A paper in PLoS One, Assessing Performance of Orthology Detection Strategies Applied to Eukaryotic Genomes, reports a new approach to assess the performance of automated orthology detection. These authors also wrote the OrthoMCL (2006 DB paper, 2003 algorithm paper) which uses MCL to build orthologous gene families. The authors discuss the trade-offs between highly
sensitive specific tree-based methods and fast but less sensitive approaches of the Best-Reciprocal-Hits from BLAST or FASTA or some of the hybrid approaches. The authors employ Latent Class Analysis (LCA) to aid in “evaluation and optimization of a comprehensive set of orthology detection methods, providing a guide for selecting methods and appropriate parameters”. LCA is also the statistical basis for feature choice in combing gene predictions into a single set of gene calls in GLEAN written by many of the same authors including Aaron Mackey.

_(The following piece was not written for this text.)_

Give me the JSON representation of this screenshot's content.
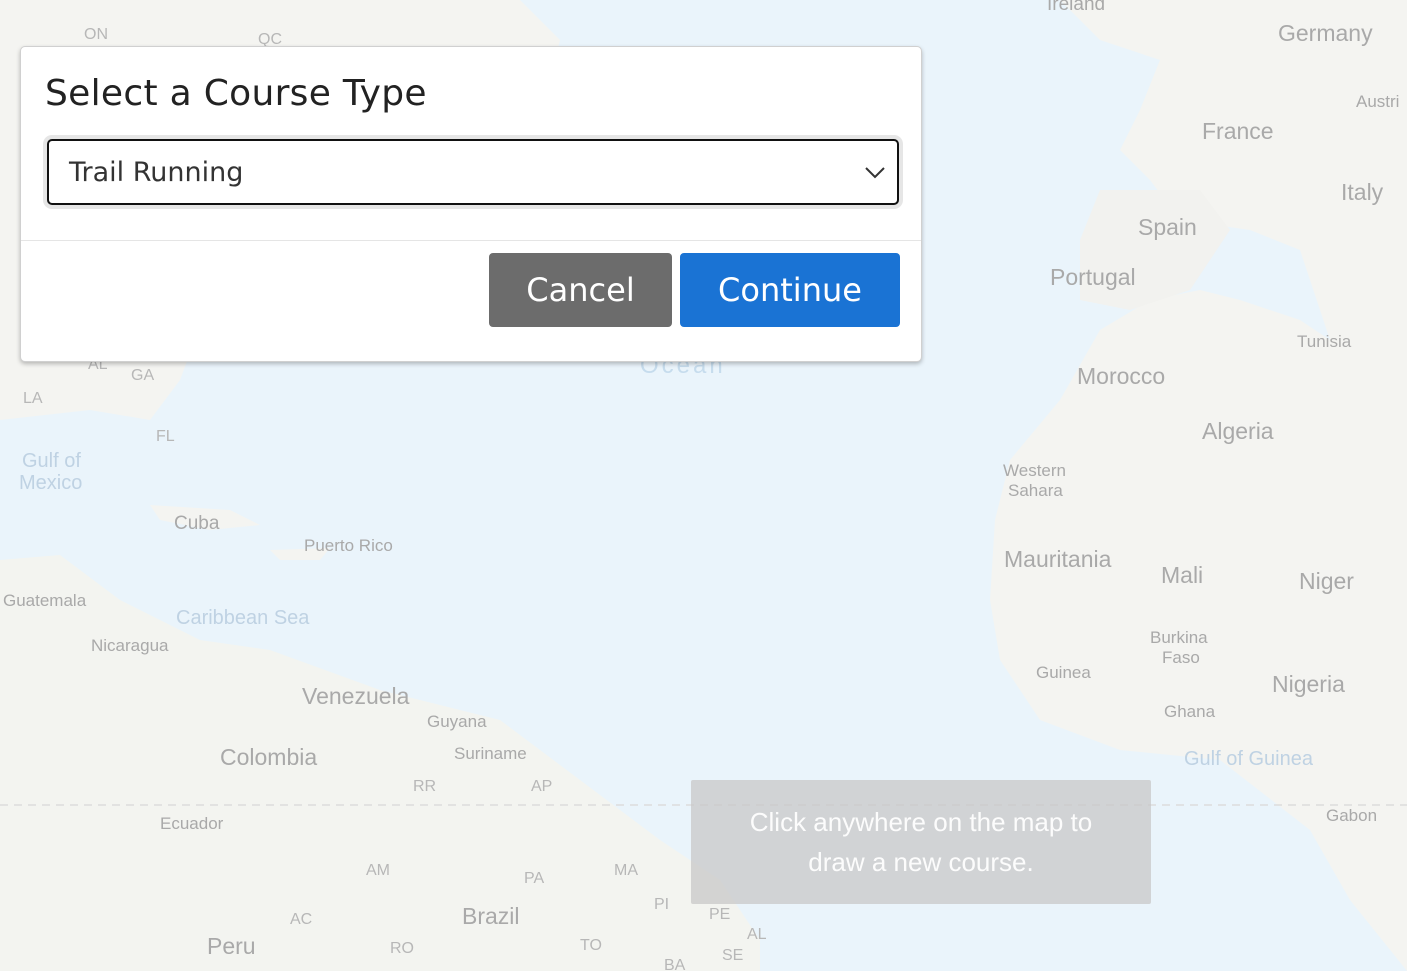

I’ve been reading a lot of orthology and gene tree-species tree reconcilation papers lately, some are listed in Ian Holmes’s group as well as listing some of the software on the BioPerl site. This also follows with on our Phyloinformatics hackathon work which we are trying to formalize in some more documentation for phyloinformatics pipelines to support some of the described use cases. I’m also applying some of this to a tutorial I’m teaching at ISMB2007 this summer.